The panel was answering questions submitted by conference delegates, which, alongside politics, included questions on fee arrangements and whether lawyers should undertake a brokerage role in deals.
Investor interest sparked by Mexico’s energy reforms, passed at the end of last year and beginning to be implemented now, far outweighs concerns about security there. “In Mexico there is a tremendous level of interest, and although there is caution because of the perception that security issues in certain parts of the country may affect business, there will be a lot of deal flow going forward,” said Allen Miller, who is a partner in Chadbourne & Parke LLP’s New York office.
In Chile, although local companies appear to be more pessimistic about the country’s unremarkable economic growth forecast (with many opting to sell assets held there), the mood has not spread to foreign investors. Local companies were particularly perturbed by the student strikes that took place between 2011 and 2013, prompting many to back out of investment into private education in the country. “Foreign investors have a more long-term view and are still investing,” said Francisco Ugarte of Carey. The overall result is a “yellow light” on M&A activity in the country, thanks to a mix of international interest and a quiet local front.
A cautiously positive outlook also extends to Brazil. “The investor view of Brazil is really mixed: although tax reform is what everyone is really looking for, foreign direct investment was relatively consistent this year with other years and the deal flow is there,” said Richard Aldrich of Skadden, Arps, Slate, Meagher & Flom LLP, who was one of the conference chairs. The appointment of Joaquim Levy as the country’s new finance minister has also buoyed investors’ expectations. “Joaquim Levy has a reputation as a no-nonsense, effective administrator – the question is whether he will have the freedom to be those things in this next term,” added Aldrich.
Moreover, some are finding positives in the Petrobras debacle, viewing the country’s investigation into the allegations as proof that Brazil has the necessary institutional framework needed to tackle corruption. The question many are now asking is whether Brazilian law firms will be able to meet the demands that the Petrobras scandal will place on them, as clients will be under increased pressure to meet standards decreed in the Foreign Corrupt Practices Act, which is something most Brazilian lawyers do not have a huge amount of experience in. Firms will likely need to carry out background checks on transactions far more often than they do now, and pay particular attention to consultancy agreements between companies that carry no apparent economic substance and contracts with companies located in tax havens, explained Carlos Lima of Pinheiro Neto Advogados. Conference chair Paulo Cezar Aragão of Barbosa Müssnich & Aragão concurred: “This is a whole new world for us so we have to be careful – the biggest challenge [for lawyers] will be doing due diligence, deciding what questions should be asked and how they should be asked.”

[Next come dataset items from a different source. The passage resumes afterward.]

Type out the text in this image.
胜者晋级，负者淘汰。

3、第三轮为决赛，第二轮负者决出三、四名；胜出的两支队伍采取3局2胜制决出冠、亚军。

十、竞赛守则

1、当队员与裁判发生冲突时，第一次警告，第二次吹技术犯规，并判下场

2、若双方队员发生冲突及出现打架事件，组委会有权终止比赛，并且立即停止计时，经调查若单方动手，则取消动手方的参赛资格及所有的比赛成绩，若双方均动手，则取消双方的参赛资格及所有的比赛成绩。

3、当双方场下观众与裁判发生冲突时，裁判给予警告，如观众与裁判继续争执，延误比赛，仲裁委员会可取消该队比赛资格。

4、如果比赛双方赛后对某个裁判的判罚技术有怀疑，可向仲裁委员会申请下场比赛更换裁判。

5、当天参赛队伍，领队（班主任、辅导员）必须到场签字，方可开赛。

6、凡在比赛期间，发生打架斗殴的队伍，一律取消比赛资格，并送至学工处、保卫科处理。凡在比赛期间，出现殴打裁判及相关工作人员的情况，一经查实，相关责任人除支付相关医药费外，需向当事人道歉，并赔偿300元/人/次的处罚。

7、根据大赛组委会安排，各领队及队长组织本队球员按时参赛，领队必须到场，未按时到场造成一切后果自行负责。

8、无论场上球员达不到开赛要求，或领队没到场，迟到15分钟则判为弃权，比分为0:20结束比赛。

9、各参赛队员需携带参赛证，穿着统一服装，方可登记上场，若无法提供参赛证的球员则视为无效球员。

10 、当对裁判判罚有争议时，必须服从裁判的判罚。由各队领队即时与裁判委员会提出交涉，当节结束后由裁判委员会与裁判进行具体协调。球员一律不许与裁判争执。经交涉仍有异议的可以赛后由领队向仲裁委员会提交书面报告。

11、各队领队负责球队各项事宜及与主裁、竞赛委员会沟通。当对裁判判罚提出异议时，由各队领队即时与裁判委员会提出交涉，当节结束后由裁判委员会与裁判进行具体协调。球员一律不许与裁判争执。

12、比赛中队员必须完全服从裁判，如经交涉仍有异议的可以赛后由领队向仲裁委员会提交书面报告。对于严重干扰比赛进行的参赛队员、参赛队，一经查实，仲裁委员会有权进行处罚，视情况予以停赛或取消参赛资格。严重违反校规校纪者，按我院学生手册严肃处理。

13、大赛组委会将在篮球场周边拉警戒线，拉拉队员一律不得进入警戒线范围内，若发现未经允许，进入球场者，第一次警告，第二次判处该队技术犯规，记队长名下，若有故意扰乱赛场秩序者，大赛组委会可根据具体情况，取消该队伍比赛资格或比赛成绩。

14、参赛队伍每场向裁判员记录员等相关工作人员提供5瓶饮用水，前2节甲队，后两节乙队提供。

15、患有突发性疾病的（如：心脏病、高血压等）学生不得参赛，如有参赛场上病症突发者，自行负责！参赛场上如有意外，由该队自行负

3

Turning to fee arrangements, the panel exposed the wide variations in the ways in which law firms across Latin America bill their clients. While some firms charge an hourly rate, others adopt a fixed fee that is usually capped. Others charge a discounted rate that is based on the deal team achieving predetermined milestones in the transaction, with a premium built in depending on a successful result. Firms scouting for new clients is still pushing fees downwards, something the fixed fee approach attempts to rectify. Success fees – where lawyers are paid a premium for obtaining a good result in a transaction – are always worth asking for, said Aldrich. “If you don’t ask, you don’t even have a chance of getting it - if the deal was a great success, having an option that the client pays a success fee at least gets you in the room to have a discussion about it.”
The panel also warned lawyers against going beyond their remit as lawyers and acting as a deal broker by recommending acquisitions to their clients. Although good acquisitions could curry favour with a client, if the deal goes bad – which is more likely to be the case – the backlash could affect the firm’s relationship with its client. “There is very little to gain from doing that and you are risking your relationship with your client,” said Aragão. Ultimately, lawyers need to draw a firm line to delineate where their role in a transaction ends and a broker or banker’s role begins.
The symposium concluded a day that included discussions on Brazilian M&A activity over the last year, Brazilian antitrust authority CADE’s performance, the unique challenges associated with M&As involvingpublic companies and family businesses, and the approach disputes lawyers can take when deals go wrong.